You feel Shaw would not remember specifically writing the two most memorable elements: Liam Doona’s set, a circular playing space encased by a moat with two drawbridges, and Walter given to bellowing “THANK YOU SIR!” at patrons from a distance of inches. The former is playful (and wonderfully matched by Conor Linehan’s jaunty incidental music), the latter begins baffling, becomes endearing, and ends hysterically. It also underpins Walter’s almost tearful acceptance of drinks orders in the finale lest he lose his waiting existential raison d’etre by sitting down. Elsewhere the direction is less sure. As regular theatre cohort Stephen Errity noted a very different version of this play exists in which, rather than Morrisey’s befuddled old geezer, that you feel sympathy for God love him, you get the Nietzschean Crampton (‘Dost visit with women? Remember thy whip!’) other characters recall.
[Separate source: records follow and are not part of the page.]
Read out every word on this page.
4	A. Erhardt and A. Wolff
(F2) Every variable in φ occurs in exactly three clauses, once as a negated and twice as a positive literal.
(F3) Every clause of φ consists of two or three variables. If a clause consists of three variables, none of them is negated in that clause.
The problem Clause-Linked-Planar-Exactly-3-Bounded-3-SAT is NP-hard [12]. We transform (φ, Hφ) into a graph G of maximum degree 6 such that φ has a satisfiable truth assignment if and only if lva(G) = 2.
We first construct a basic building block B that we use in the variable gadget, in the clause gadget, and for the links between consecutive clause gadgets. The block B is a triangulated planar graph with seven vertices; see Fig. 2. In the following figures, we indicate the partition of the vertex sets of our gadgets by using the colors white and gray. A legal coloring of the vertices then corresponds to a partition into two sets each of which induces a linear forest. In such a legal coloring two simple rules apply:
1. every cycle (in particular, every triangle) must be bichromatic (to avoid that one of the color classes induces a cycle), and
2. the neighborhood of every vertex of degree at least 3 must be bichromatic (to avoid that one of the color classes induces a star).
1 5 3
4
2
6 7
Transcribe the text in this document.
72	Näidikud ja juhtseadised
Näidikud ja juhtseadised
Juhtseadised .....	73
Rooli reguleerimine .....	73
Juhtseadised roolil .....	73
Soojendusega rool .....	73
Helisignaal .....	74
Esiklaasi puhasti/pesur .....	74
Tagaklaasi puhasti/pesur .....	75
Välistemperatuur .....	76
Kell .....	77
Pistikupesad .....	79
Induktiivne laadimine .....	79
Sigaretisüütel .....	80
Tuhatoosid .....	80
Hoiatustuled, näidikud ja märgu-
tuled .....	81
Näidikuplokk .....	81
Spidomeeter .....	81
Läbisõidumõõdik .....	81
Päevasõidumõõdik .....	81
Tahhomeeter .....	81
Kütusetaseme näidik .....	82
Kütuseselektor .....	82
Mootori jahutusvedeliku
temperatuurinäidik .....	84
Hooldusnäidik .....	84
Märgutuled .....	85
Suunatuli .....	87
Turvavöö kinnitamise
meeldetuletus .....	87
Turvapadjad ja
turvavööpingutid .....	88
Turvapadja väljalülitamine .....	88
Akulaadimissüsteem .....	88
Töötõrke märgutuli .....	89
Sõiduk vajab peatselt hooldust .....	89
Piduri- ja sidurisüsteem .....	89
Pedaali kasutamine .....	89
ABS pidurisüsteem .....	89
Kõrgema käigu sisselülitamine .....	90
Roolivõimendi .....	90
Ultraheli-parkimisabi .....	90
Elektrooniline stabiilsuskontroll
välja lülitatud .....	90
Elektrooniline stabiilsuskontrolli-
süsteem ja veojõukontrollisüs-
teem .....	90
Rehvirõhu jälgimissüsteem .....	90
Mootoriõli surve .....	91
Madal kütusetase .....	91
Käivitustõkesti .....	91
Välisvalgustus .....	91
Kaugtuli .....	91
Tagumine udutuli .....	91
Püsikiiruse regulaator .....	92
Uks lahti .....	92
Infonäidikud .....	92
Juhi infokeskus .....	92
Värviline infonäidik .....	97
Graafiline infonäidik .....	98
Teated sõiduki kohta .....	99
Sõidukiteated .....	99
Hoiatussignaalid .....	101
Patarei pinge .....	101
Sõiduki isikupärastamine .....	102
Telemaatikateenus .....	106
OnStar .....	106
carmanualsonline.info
There’s also, by Shaw’s own hand, Major Barbara, in which he successfully reworked in 1905 some of this 1897 material. Methven’s part thus becomes the even more acerbic Lady Britomart, which she played on this stage in 2013. O’Malley, who slightly overdid the girlishness in the Gate’s recent A Month in the Country, is magnificent here as imperious Gloria who goes comically to pieces under the pressure of Valentine’s impudent courtship and Crampton’s badgering. Reid is insouciance personified, while Dunning is amusingly overwhelmed, so Hulme-Beaman and Murphy provide the bombast. That is until Denis Conway appears… Joan O’Clery’s designs reach their apotheosis of spectacle in a costume ball, which allows Morrison again end on a musical number, and swishing about in a cape and  medico della peste is Conway as the lawyer Bohun who will sort out everything with epigrams. Shaw might as well have written ‘Enter Bohun. He Fassbenders’.

You Never Can Tell loses its way after the interval but Morrison’s general air of good humour sustains it until Shaw realises he needs some vim and introduces Bohun.

3/5

You Never Can Tell continues its run at the Abbey Theatre until the 6th of February.